Vemos assim, que Lula, PT e PSOL igualam a resistência palestina – lembrando que defendemos incondicionalmente o povo palestino de Gaza e seu direito de resistência militar, mas não apoiamos politicamente a sua atual direção, que é o Hamas – e passam longe do certo progressismo que assumiu o governo boliviano ao romper relações diplomáticas com Israel. Sem falar que colocar a resistência palestina no mesmo patamar do genocídio histórico praticado pelo Estado de Israel é, no contexto de extrema desigualdade de forças que há, estabelecer uma equidistância que joga a favor do opressor.

Por outro lado, a defesa da proposta de dois Estados para solucionar a questão palestina, tem se demonstrado historicamente como uma utopia diante de um enclave imperialista armado até os dentes que está a serviço da opressão, exploração e espoliação de um povo e de seu território. Mais de 7 décadas demonstraram que, enquanto o imperialismo estiver enclavado na Palestina através de Israel, não é possível que se tenha paz entre “os dois povos”, ou melhor dizendo, entre as duas nações.

A esquerda socialista entre defesa tíbia do povo palestino e capitulação ao Hamas

Entre as correntes da esquerda socialista, apesar de suas assimetrias, têm basicamente o mesmo problema político: não conseguem estabelecer uma clara posição de princípio em relação ao direito incondicional do povo palestino de lutar e resistir, por um lado, e por outro, a independência política em relação ao Hamas.

Em sua nota editorial sobre o conflito, a Resistência afirma que a ação palestina do dia 7 “é parte da luta legítima desse povo oprimido” e que não se pode “equiparar ações violentas de um povo massacrado contra seus opressores”. Porém, não sustenta a sua independência política em relação ao Estado de Israel ao afirmar que não concordam com ataques a civis, “pois é utilizada por Israel para tentar deslegitimar a causa palestina”, o principal terrorismo é o “praticado há décadas pelo Estado sionista”.[5]

O MRT, que comete o mesmo erro que a sua organização irmã na Argentina, o PTS, pois não se posiciona de maneira muito diferente quando afirma em sua nota que “nós não compartilhamos a estratégia do Hamas, que vai na contramão da unidade entre es trabalhadores, jovens e oprimides, e seu programa de um Estado teocrático burguês.”, e depois fala que “a defesa intransigente do povo palestino não é negociável, isso passa justamente pela exigência da ruptura das relações com Israel, de forma independente do governo Lula-Alckmin”.[6] 

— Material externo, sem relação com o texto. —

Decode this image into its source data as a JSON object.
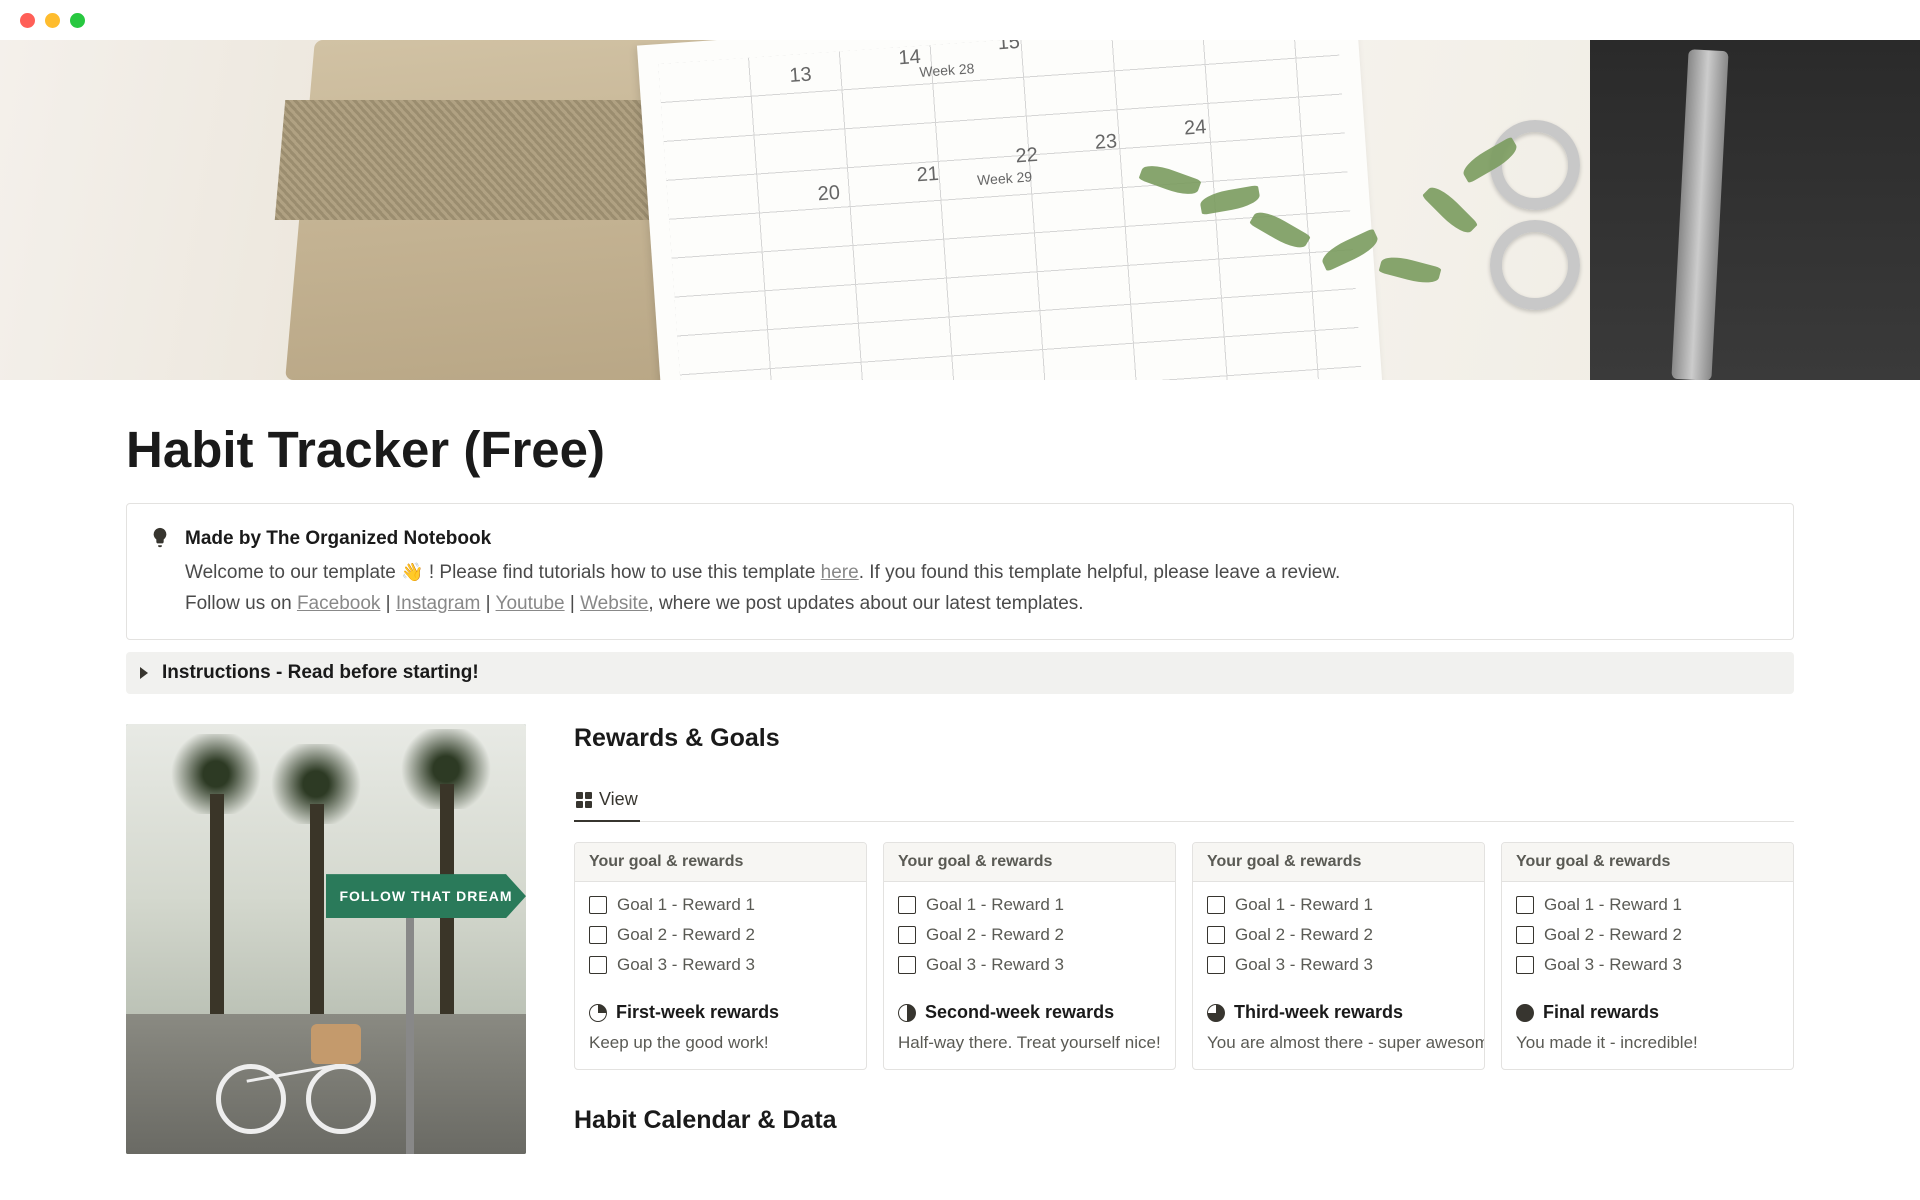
{
  "page": {
    "title": "Habit Tracker (Free)"
  },
  "callout": {
    "title": "Made by The Organized Notebook",
    "line1_a": "Welcome to our template ",
    "line1_b": " ! Please find tutorials how to use this template ",
    "link_here": "here",
    "line1_c": ". If you found this template helpful, please leave a review.",
    "line2_a": "Follow us on ",
    "link_fb": "Facebook",
    "sep": " | ",
    "link_ig": "Instagram",
    "link_yt": "Youtube",
    "link_web": "Website",
    "line2_b": ", where we post updates about our latest templates."
  },
  "toggle": {
    "label": "Instructions - Read before starting!"
  },
  "side_image": {
    "sign_text": "FOLLOW THAT DREAM"
  },
  "rewards": {
    "heading": "Rewards & Goals",
    "view_label": "View",
    "cards": [
      {
        "head": "Your goal & rewards",
        "items": [
          "Goal 1 - Reward 1",
          "Goal 2 - Reward 2",
          "Goal 3 - Reward 3"
        ],
        "title": "First-week rewards",
        "sub": "Keep up the good work!"
      },
      {
        "head": "Your goal & rewards",
        "items": [
          "Goal 1 - Reward 1",
          "Goal 2 - Reward 2",
          "Goal 3 - Reward 3"
        ],
        "title": "Second-week rewards",
        "sub": "Half-way there. Treat yourself nice!"
      },
      {
        "head": "Your goal & rewards",
        "items": [
          "Goal 1 - Reward 1",
          "Goal 2 - Reward 2",
          "Goal 3 - Reward 3"
        ],
        "title": "Third-week rewards",
        "sub": "You are almost there - super awesome"
      },
      {
        "head": "Your goal & rewards",
        "items": [
          "Goal 1 - Reward 1",
          "Goal 2 - Reward 2",
          "Goal 3 - Reward 3"
        ],
        "title": "Final rewards",
        "sub": "You made it - incredible!"
      }
    ]
  },
  "calendar": {
    "heading": "Habit Calendar & Data"
  }
}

Essas duas passagens, deixam nítido que, essas organizações, não conseguem estabelecer uma relação entre a defesa incondicional do povo à luta diante do estado genocida de Israel, como eixo de princípio central de sua política, por um lado, com a independência política em relação a sua direção política, que é o Hamas, do outro.

Ambas as correntes -Resistência e o MRT- equivocadamente dão o mesmo peso para os dois elementos dessa coordenada política, o que para nós significa um desarme diante desse conflito histórico, principalmente desse movimento em que assistimos à intensificação do genocídio. Assim, a defesa incondicional do povo palestino, sua causa e direito a autodefesa é a coordenada central que deveria submeter as demais, mas infelizmente não é isso que vemos na elaboração dos companheiros. O que fazem com sua formulação é amalgamar dois planos políticos distintos: o da defesa incondicional do direito do povo palestino de lutar pela sua emancipação com a independência política em relação ao Hamas, seu programa e métodos. Com isso, a defesa que fazem do povo palestino fica na metade do caminho, isso porque perdem o equilíbrio necessário entre a defesa incondicional da luta do povo palestino e da necessária independência e diferenciação política com o Hamas.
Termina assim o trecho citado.